Les dominants font tout pour instrumentaliser la mort de Quentin Deranque en tentant de faire croire à une responsabilité de LFI, pour mieux détruire ce mouvement et l’alternative qu’il incarne face au système dominant.
C’est dans ce contexte que s’est tenu le meeting lyonnais, pensé comme une démonstration de force. Salle comble bien avant le début, balcons et parterre pleins, public jeune et énergique : l’objectif affiché était clair, agréger et se donner de la force pour la dernière ligne droite de la campagnes de municipales. Pari réussi : 2000 personnes dont une large part de nouveaux participants et militants souhaitant envoyer un signal antifasciste les 15 et 22 mars en votant insoumis.

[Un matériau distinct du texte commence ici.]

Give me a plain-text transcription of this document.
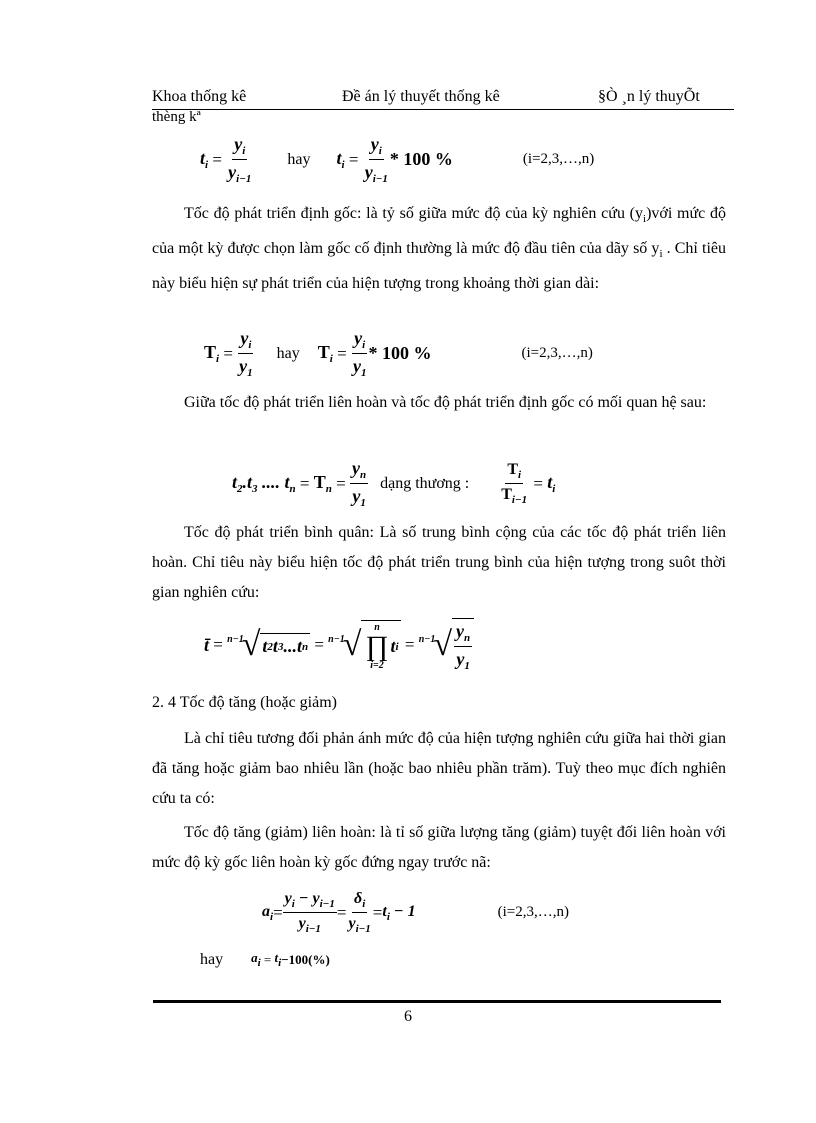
Khoa thống kê	Đề án lý thuyết thống kê	§Ò ¸n lý thuyÕt
thèng kª
$t_i = \frac{y_i}{y_{i-1}}$ hay $t_i = \frac{y_i}{y_{i-1}} * 100$ %	(i=2,3,…,n)
Tốc độ phát triển định gốc: là tỷ số giữa mức độ của kỳ nghiên cứu $(y_i)với$ mức độ của một kỳ được chọn làm gốc cố định thường là mức độ đầu tiên của dãy số $y_i$ . Chỉ tiêu này biểu hiện sự phát triển của hiện tượng trong khoảng thời gian dài:
$T_i = \frac{y_i}{y_1}$ hay $T_i = \frac{y_i}{y_1} * 100$ %	(i=2,3,…,n)
Giữa tốc độ phát triển liên hoàn và tốc độ phát triển định gốc có mối quan hệ sau:
$t_2.t_3$ .... $t_n = T_n = \frac{y_n}{y_1}$ dạng thương : $\frac{T_i}{T_{i-1}} = t_i$
Tốc độ phát triển bình quân: Là số trung bình cộng của các tốc độ phát triển liên hoàn. Chỉ tiêu này biểu hiện tốc độ phát triển trung bình của hiện tượng trong suôt thời gian nghiên cứu:
t̄ = n−1
√ t 2 t 3 ...t n = n−1
√ n
∏
i=2
t i = n−1
√ $\frac{y_n}{y_1}$
2. 4 Tốc độ tăng (hoặc giảm)
Là chỉ tiêu tương đối phản ánh mức độ của hiện tượng nghiên cứu giữa hai thời gian đã tăng hoặc giảm bao nhiêu lần (hoặc bao nhiêu phần trăm). Tuỳ theo mục đích nghiên cứu ta có:
Tốc độ tăng (giảm) liên hoàn: là tỉ số giữa lượng tăng (giảm) tuyệt đối liên hoàn với mức độ kỳ gốc liên hoàn kỳ gốc đứng ngay trước nã:
$a_i = \frac{y_i - y_{i-1}}{y_{i-1}} = \frac{\delta_i}{y_{i-1}} = t_i - 1$	(i=2,3,…,n)
hay $a_i = t_i -100(\%)$
6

Après une première intervention de Florestan Groult, tête de liste aux métropolitaines, rappelant les engagements programmatiques — gratuité des transports en commun, gratuité des cantines et passage en régie publique, création de « maisons des communs » — Anaïs Belouassa Chérifi fait son entrée sous les applaudissements.
« Je suis la candidate de l’antifascisme et de La France insoumise. (…) Nous sommes déterminés, jamais personne ne nous intimidera. Nous sommes déterminés à ne jamais céder face au fascisme ! », a-t-elle rappelé sous les applaudissements de la salle.
La tonalité est donnée. La candidate évoque également les révélations de L’Humanité concernant le collectif Némésis, appelant à une mobilisation massive le 8 mars pour la journée internationale de lutte pour les droits des femmes.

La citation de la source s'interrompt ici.